Conspiracy theorists persistently make the mistake of considering documentaries to be equivalent to official records. They are not; the only true reference material is constituted by the original raw data and footage.
Talking over each other
There’s also another even less dramatic explanation for the apparently missing delays: sometimes the astronauts on the Moon answered the first part of a message from Houston and then the voice from Earth continued talking, creating what sounds like an excessively short gap.
The astronauts also sometimes began speaking of their own initiative instead of responding to a communication from Earth and then Mission Control started speaking, giving the impression that the astronauts were answering and were doing so too soon.
Missing delay in Spacecraft Films DVDs
One objection raised by conspiracy theorists is that the Apollo mission DVDs produced by Spacecraft Films, which offer the unedited recordings of the astronauts’ lunar excursions and have been for years one of the most exhaustive reference sources regarding the Moon landings, sometimes seem to lack the expected radio delay.
These DVDs are an invaluable historical asset for anyone who wants to learn about the Moon landings, but they’re not perfect and they’re not official NASA productions (and today have been surpassed, in terms of completeness for some missions, by Ben Feist’s Apollo in Real Time website). The author of the DVDs, Mark Gray, is a private individual who gathered all the best audio and video recordings available at the time, from disparate sources, and assembled and synchronized them, trying to be as complete and faithful as humanly possible to the original events.
However, some inaccuracies in such a monumental work of documentation are almost inevitable. Clips that were recorded on videotape are mixed with recordings that were made on film, with separate audio tracks and therefore with all the audio-video misalignments that this mix entails. Moreover, the sources are analog media, which have natural speed variations and fluctuations both during recording and during playback. When merging sound clips from different sources it’s easy not to notice that the radio silence in one clip is not perfectly matched up with the silence in another clip. Most of all, this is irrelevant in terms of the experience of watching these DVDs.
There’s also the basic issue of synchronizing two audio sources (communications from Earth and communications from the Moon) that by their very nature have timing offsets that depend on the transmission time (at the speed of light) and on the equipment used, much as occurs nowadays with live sports broadcasts via satellite or on streaming channels, for example. There isn’t an absolute “now”; there’s no unifying timebase. Synchronization varies depending on where the spectator is.
Quite understandably, therefore, in the recordings on Spacecraft Films’ DVDs or in any other such work there may be moments when the sound is not perfectly synchronized with reality. But using this fact as proof that the Moon landings were faked is an error of method, because it fails to consider the far simpler alternative explanation and it doesn’t explain why the alleged fakers would forget to add the radio delay just here and there. Moreover, it clashes with all the other evidence that the Moon landings were real.
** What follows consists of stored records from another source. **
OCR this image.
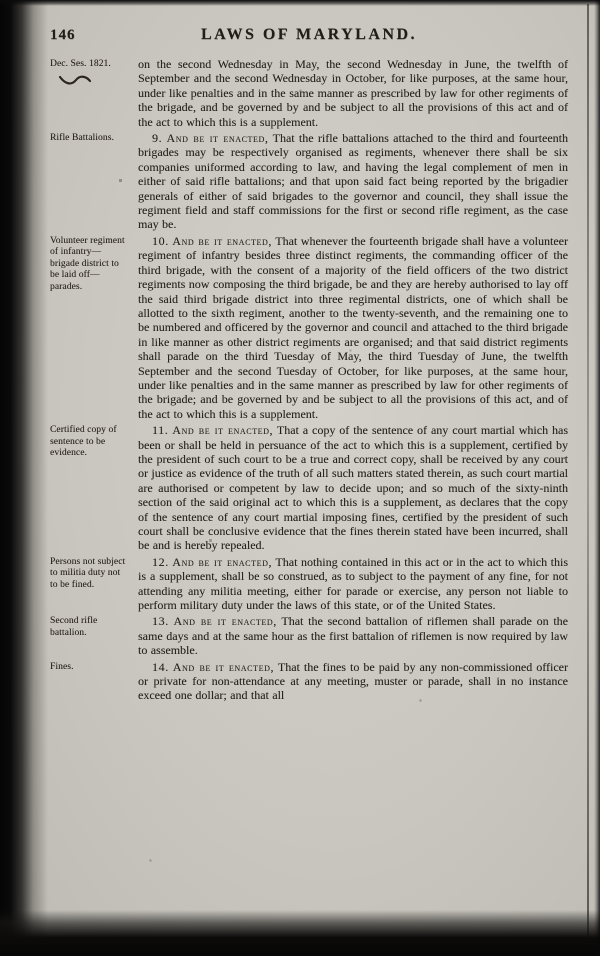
146	LAWS OF MARYLAND.
Dec. Ses. 1821.	on the second Wednesday in May, the second Wednesday in June, the twelfth of September and the second Wednesday in October, for like purposes, at the same hour, under like penalties and in the same manner as prescribed by law for other regiments of the brigade, and be governed by and be subject to all the provisions of this act and of the act to which this is a supplement.

Rifle Battalions.	9. And be it enacted, That the rifle battalions attached to the third and fourteenth brigades may be respectively organised as regiments, whenever there shall be six companies uniformed according to law, and having the legal complement of men in either of said rifle battalions; and that upon said fact being reported by the brigadier generals of either of said brigades to the governor and council, they shall issue the regiment field and staff commissions for the first or second rifle regiment, as the case may be.

Volunteer regiment of infantry—brigade district to be laid off—parades.

10. And be it enacted, That whenever the fourteenth brigade shall have a volunteer regiment of infantry besides three distinct regiments, the commanding officer of the third brigade, with the consent of a majority of the field officers of the two district regiments now composing the third brigade, be and they are hereby authorised to lay off the said third brigade district into three regimental districts, one of which shall be allotted to the sixth regiment, another to the twenty-seventh, and the remaining one to be numbered and officered by the governor and council and attached to the third brigade in like manner as other district regiments are organised; and that said district regiments shall parade on the third Tuesday of May, the third Tuesday of June, the twelfth September and the second Tuesday of October, for like purposes, at the same hour, under like penalties and in the same manner as prescribed by law for other regiments of the brigade; and be governed by and be subject to all the provisions of this act, and of the act to which this is a supplement.

Certified copy of sentence to be evidence.

11. And be it enacted, That a copy of the sentence of any court martial which has been or shall be held in persuance of the act to which this is a supplement, certified by the president of such court to be a true and correct copy, shall be received by any court or justice as evidence of the truth of all such matters stated therein, as such court martial are authorised or competent by law to decide upon; and so much of the sixty-ninth section of the said original act to which this is a supplement, as declares that the copy of the sentence of any court martial imposing fines, certified by the president of such court shall be conclusive evidence that the fines therein stated have been incurred, shall be and is hereby repealed.

Persons not subject to militia duty not to be fined.

12. And be it enacted, That nothing contained in this act or in the act to which this is a supplement, shall be so construed, as to subject to the payment of any fine, for not attending any militia meeting, either for parade or exercise, any person not liable to perform military duty under the laws of this state, or of the United States.

Second rifle battalion.

13. And be it enacted, That the second battalion of riflemen shall parade on the same days and at the same hour as the first battalion of riflemen is now required by law to assemble.

Fines.	14. And be it enacted, That the fines to be paid by any non-commissioned officer or private for non-attendance at any meeting, muster or parade, shall in no instance exceed one dollar; and that all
Rather ironically, sometimes conspiracy theorists themselves point out that another highly accurate technical source, the Apollo Lunar Surface Journal, also published the sound recordings of the moonwalks (without accompanying video) as part of its painstaking technical description of the activities of the astronauts on the Moon, and they note that these recordings have the correct delay. Their explanation is that the alleged fakers went back and fixed the missing delays after they were spotted. The more practical explanation is that the Surface Journal only published audio clips and therefore didn’t have to deal with the audio-video synchronization problems of DVD production.